Worked example — a Bank of England regulated model rollout
The Bank of England’s Prudential Regulation Authority supervisory statement SS1/23 on model risk management sets out expectations for financial institutions deploying models, including AI.2 A UK bank launching an AI-assisted credit-decisioning support tool at Produce-exit would expect its architect to have assembled:
- Reference architecture linked to ADRs for every material decision.
- A model-risk tiering that matches the SS1/23 framework.
- An eval harness and results showing the model meets the stated accuracy and fairness targets.
- Ongoing monitoring plan with drift detection and re-eval cadence.
- Deployment plan including data residency and segregation of duties in the access model.
- Incident runbook covering classical and AI-specific incident classes.
- Evidence pack for internal credit risk and second-line model-risk functions.
SS1/23 is not the EU AI Act but it is a directionally similar regulatory posture. Architects in regulated financial services routinely face both.
Worked example — OpenAI 20 March 2023 post-mortem
The public OpenAI post-mortem of the March 2023 Redis-library bug that exposed chat titles between users is a valuable training example.3 The incident happened at a scale that mature engineering organisations aspire to; the post-mortem was thorough and public. The architectural lessons a Produce-exit reviewer would draw:
- Dependencies on shared data-layer libraries (Redis client) were a risk that a typical AI reference architecture does not highlight.

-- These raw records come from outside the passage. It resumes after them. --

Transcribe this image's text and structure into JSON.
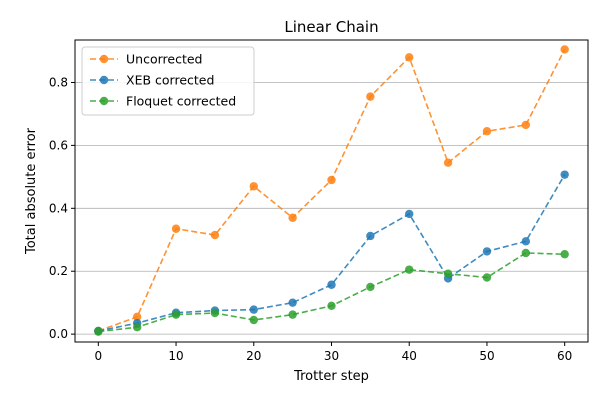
{
  "chart_data": {
    "type": "line",
    "title": "Linear Chain",
    "xlabel": "Trotter step",
    "ylabel": "Total absolute error",
    "x": [
      0,
      5,
      10,
      15,
      20,
      25,
      30,
      35,
      40,
      45,
      50,
      55,
      60
    ],
    "xlim": [
      -3,
      63
    ],
    "ylim": [
      -0.025,
      0.935
    ],
    "xticks": [
      "0",
      "10",
      "20",
      "30",
      "40",
      "50",
      "60"
    ],
    "yticks": [
      "0.0",
      "0.2",
      "0.4",
      "0.6",
      "0.8"
    ],
    "grid": "horizontal",
    "legend_position": "top-left",
    "series": [
      {
        "name": "Uncorrected",
        "color": "#ff7f0e",
        "values": [
          0.01,
          0.055,
          0.335,
          0.315,
          0.47,
          0.37,
          0.49,
          0.755,
          0.88,
          0.545,
          0.645,
          0.665,
          0.905
        ]
      },
      {
        "name": "XEB corrected",
        "color": "#1f77b4",
        "values": [
          0.01,
          0.035,
          0.068,
          0.075,
          0.078,
          0.1,
          0.157,
          0.312,
          0.382,
          0.177,
          0.263,
          0.295,
          0.507
        ]
      },
      {
        "name": "Floquet corrected",
        "color": "#2ca02c",
        "values": [
          0.008,
          0.022,
          0.062,
          0.067,
          0.045,
          0.062,
          0.09,
          0.15,
          0.205,
          0.192,
          0.18,
          0.258,
          0.254
        ]
      }
    ]
  }
}
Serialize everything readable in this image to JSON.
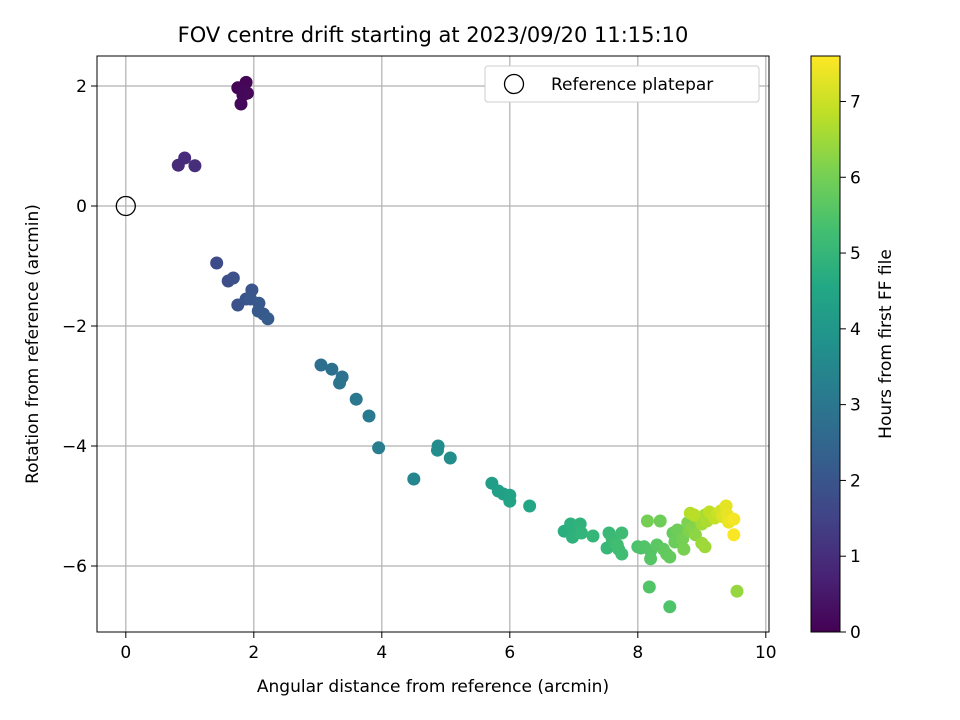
{
  "chart_data": {
    "type": "scatter",
    "title": "FOV centre drift starting at 2023/09/20 11:15:10",
    "xlabel": "Angular distance from reference (arcmin)",
    "ylabel": "Rotation from reference (arcmin)",
    "xlim": [
      -0.45,
      10.05
    ],
    "ylim": [
      -7.1,
      2.5
    ],
    "xticks": [
      0,
      2,
      4,
      6,
      8,
      10
    ],
    "yticks": [
      2,
      0,
      -2,
      -4,
      -6
    ],
    "xtick_labels": [
      "0",
      "2",
      "4",
      "6",
      "8",
      "10"
    ],
    "ytick_labels": [
      "2",
      "0",
      "−2",
      "−4",
      "−6"
    ],
    "grid": true,
    "legend": {
      "position": "top-right",
      "label": "Reference platepar"
    },
    "reference_point": {
      "x": 0,
      "y": 0
    },
    "colorbar": {
      "label": "Hours from first FF file",
      "range": [
        0,
        7.6
      ],
      "ticks": [
        0,
        1,
        2,
        3,
        4,
        5,
        6,
        7
      ],
      "tick_labels": [
        "0",
        "1",
        "2",
        "3",
        "4",
        "5",
        "6",
        "7"
      ],
      "colormap": "viridis"
    },
    "points": [
      {
        "x": 1.75,
        "y": 1.97,
        "h": 0.05
      },
      {
        "x": 1.8,
        "y": 1.95,
        "h": 0.08
      },
      {
        "x": 1.88,
        "y": 2.06,
        "h": 0.1
      },
      {
        "x": 1.85,
        "y": 1.92,
        "h": 0.12
      },
      {
        "x": 1.83,
        "y": 1.85,
        "h": 0.14
      },
      {
        "x": 1.9,
        "y": 1.88,
        "h": 0.16
      },
      {
        "x": 1.8,
        "y": 1.7,
        "h": 0.18
      },
      {
        "x": 0.82,
        "y": 0.68,
        "h": 0.9
      },
      {
        "x": 0.92,
        "y": 0.8,
        "h": 0.95
      },
      {
        "x": 1.08,
        "y": 0.67,
        "h": 1.0
      },
      {
        "x": 1.42,
        "y": -0.95,
        "h": 1.75
      },
      {
        "x": 1.6,
        "y": -1.25,
        "h": 1.8
      },
      {
        "x": 1.68,
        "y": -1.2,
        "h": 1.85
      },
      {
        "x": 1.75,
        "y": -1.65,
        "h": 1.9
      },
      {
        "x": 1.88,
        "y": -1.55,
        "h": 1.95
      },
      {
        "x": 1.97,
        "y": -1.4,
        "h": 2.0
      },
      {
        "x": 1.95,
        "y": -1.55,
        "h": 2.05
      },
      {
        "x": 2.08,
        "y": -1.62,
        "h": 2.1
      },
      {
        "x": 2.07,
        "y": -1.75,
        "h": 2.12
      },
      {
        "x": 2.15,
        "y": -1.8,
        "h": 2.15
      },
      {
        "x": 2.22,
        "y": -1.88,
        "h": 2.2
      },
      {
        "x": 3.05,
        "y": -2.65,
        "h": 2.75
      },
      {
        "x": 3.22,
        "y": -2.72,
        "h": 2.8
      },
      {
        "x": 3.38,
        "y": -2.85,
        "h": 2.85
      },
      {
        "x": 3.34,
        "y": -2.95,
        "h": 2.88
      },
      {
        "x": 3.6,
        "y": -3.22,
        "h": 3.0
      },
      {
        "x": 3.8,
        "y": -3.5,
        "h": 3.1
      },
      {
        "x": 3.95,
        "y": -4.03,
        "h": 3.2
      },
      {
        "x": 4.5,
        "y": -4.55,
        "h": 3.5
      },
      {
        "x": 4.88,
        "y": -4.0,
        "h": 3.65
      },
      {
        "x": 4.87,
        "y": -4.07,
        "h": 3.68
      },
      {
        "x": 5.07,
        "y": -4.2,
        "h": 3.72
      },
      {
        "x": 5.72,
        "y": -4.62,
        "h": 4.2
      },
      {
        "x": 5.82,
        "y": -4.75,
        "h": 4.25
      },
      {
        "x": 5.9,
        "y": -4.8,
        "h": 4.3
      },
      {
        "x": 6.0,
        "y": -4.82,
        "h": 4.35
      },
      {
        "x": 6.0,
        "y": -4.92,
        "h": 4.4
      },
      {
        "x": 6.31,
        "y": -5.0,
        "h": 4.5
      },
      {
        "x": 6.85,
        "y": -5.42,
        "h": 4.75
      },
      {
        "x": 6.95,
        "y": -5.3,
        "h": 4.8
      },
      {
        "x": 7.0,
        "y": -5.48,
        "h": 4.82
      },
      {
        "x": 7.05,
        "y": -5.4,
        "h": 4.85
      },
      {
        "x": 6.98,
        "y": -5.52,
        "h": 4.87
      },
      {
        "x": 7.1,
        "y": -5.3,
        "h": 4.9
      },
      {
        "x": 7.12,
        "y": -5.45,
        "h": 4.95
      },
      {
        "x": 7.3,
        "y": -5.5,
        "h": 5.0
      },
      {
        "x": 7.52,
        "y": -5.7,
        "h": 5.05
      },
      {
        "x": 7.55,
        "y": -5.45,
        "h": 5.1
      },
      {
        "x": 7.6,
        "y": -5.55,
        "h": 5.12
      },
      {
        "x": 7.62,
        "y": -5.6,
        "h": 5.15
      },
      {
        "x": 7.7,
        "y": -5.72,
        "h": 5.18
      },
      {
        "x": 7.75,
        "y": -5.45,
        "h": 5.2
      },
      {
        "x": 7.75,
        "y": -5.8,
        "h": 5.22
      },
      {
        "x": 7.68,
        "y": -5.65,
        "h": 5.25
      },
      {
        "x": 8.0,
        "y": -5.68,
        "h": 5.4
      },
      {
        "x": 8.05,
        "y": -5.7,
        "h": 5.45
      },
      {
        "x": 8.1,
        "y": -5.68,
        "h": 5.5
      },
      {
        "x": 8.2,
        "y": -5.75,
        "h": 5.55
      },
      {
        "x": 8.2,
        "y": -5.88,
        "h": 5.58
      },
      {
        "x": 8.18,
        "y": -6.35,
        "h": 5.52
      },
      {
        "x": 8.5,
        "y": -6.68,
        "h": 5.48
      },
      {
        "x": 8.15,
        "y": -5.25,
        "h": 6.0
      },
      {
        "x": 8.35,
        "y": -5.25,
        "h": 5.9
      },
      {
        "x": 8.3,
        "y": -5.65,
        "h": 5.65
      },
      {
        "x": 8.4,
        "y": -5.72,
        "h": 5.7
      },
      {
        "x": 8.45,
        "y": -5.8,
        "h": 5.75
      },
      {
        "x": 8.5,
        "y": -5.85,
        "h": 5.78
      },
      {
        "x": 8.55,
        "y": -5.45,
        "h": 5.8
      },
      {
        "x": 8.58,
        "y": -5.6,
        "h": 5.85
      },
      {
        "x": 8.62,
        "y": -5.4,
        "h": 5.9
      },
      {
        "x": 8.7,
        "y": -5.55,
        "h": 6.0
      },
      {
        "x": 8.72,
        "y": -5.72,
        "h": 6.05
      },
      {
        "x": 8.78,
        "y": -5.28,
        "h": 6.1
      },
      {
        "x": 8.8,
        "y": -5.42,
        "h": 6.15
      },
      {
        "x": 8.85,
        "y": -5.35,
        "h": 6.2
      },
      {
        "x": 8.9,
        "y": -5.48,
        "h": 6.3
      },
      {
        "x": 8.95,
        "y": -5.2,
        "h": 6.4
      },
      {
        "x": 9.0,
        "y": -5.62,
        "h": 6.45
      },
      {
        "x": 9.05,
        "y": -5.68,
        "h": 6.5
      },
      {
        "x": 9.0,
        "y": -5.3,
        "h": 6.55
      },
      {
        "x": 9.05,
        "y": -5.15,
        "h": 6.6
      },
      {
        "x": 9.08,
        "y": -5.25,
        "h": 6.65
      },
      {
        "x": 8.82,
        "y": -5.12,
        "h": 6.75
      },
      {
        "x": 8.88,
        "y": -5.15,
        "h": 6.8
      },
      {
        "x": 9.12,
        "y": -5.1,
        "h": 6.85
      },
      {
        "x": 9.2,
        "y": -5.2,
        "h": 6.9
      },
      {
        "x": 9.25,
        "y": -5.12,
        "h": 7.0
      },
      {
        "x": 9.3,
        "y": -5.08,
        "h": 7.1
      },
      {
        "x": 9.33,
        "y": -5.18,
        "h": 7.2
      },
      {
        "x": 9.38,
        "y": -5.0,
        "h": 7.3
      },
      {
        "x": 9.4,
        "y": -5.15,
        "h": 7.35
      },
      {
        "x": 9.42,
        "y": -5.27,
        "h": 7.4
      },
      {
        "x": 9.5,
        "y": -5.22,
        "h": 7.5
      },
      {
        "x": 9.5,
        "y": -5.48,
        "h": 7.55
      },
      {
        "x": 9.55,
        "y": -6.42,
        "h": 6.4
      }
    ]
  }
}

- Cache invalidation and session isolation in an AI service carry the same risks as in any data-intensive service, amplified by the personal nature of prompts and responses.
- The contingency plan — taking ChatGPT offline while the bug was root-caused — was the right move even at significant product cost.
- Public communication and detailed post-mortems are themselves an operational asset.
The architect who has read this post-mortem and others like it is better prepared to design and review an incident runbook than one who has not. Reviewing public post-mortems is time well spent.
Anti-patterns
- Produce-exit reviews where artefacts are assembled during the meeting. The meeting is too late to assemble evidence. Artefacts should be linked into the readout days in advance.
- Canary plans with no rollback criteria. Starting a canary without stating what triggers rollback is common and pointless. Rollback conditions are part of the plan.
- Incident runbooks that have never been tested. The first incident is the wrong time to discover that the runbook does not work. Drill before launch.
- Evidence packs that cite artefacts that do not exist. Reviewers do check. An evidence pack citing a missing document is worse than an honest gap.
- Shipping under pressure without a documented exception. The exception is not embarrassing; the pattern of shipping under pressure without exceptions is.
Summary
At Model and Produce the AITE-SAT architect turns Calibrate and Organise commitments into operational reality. The artefact set expected is larger than at Organise and the review pressure is higher. The architect’s discipline is pre-commitment to go / no-go criteria, separation of blocking from non-blocking items, documentation of exceptions, and a contingency plan that has actually been exercised. The evidence pack assembled at Produce-exit is the same one that answers a notified body, a market-surveillance authority, or an internal risk committee.
Key terms
Model stage (COMPEL) Produce stage (COMPEL) Contingency plan Canary rollout Go / no-go criteria
Learning outcomes
After this article the learner can: explain Model and Produce gate artefacts; classify six architecture deliverables by stage; evaluate a Produce-exit architecture package for completeness; design a contingency plan for a given rollout.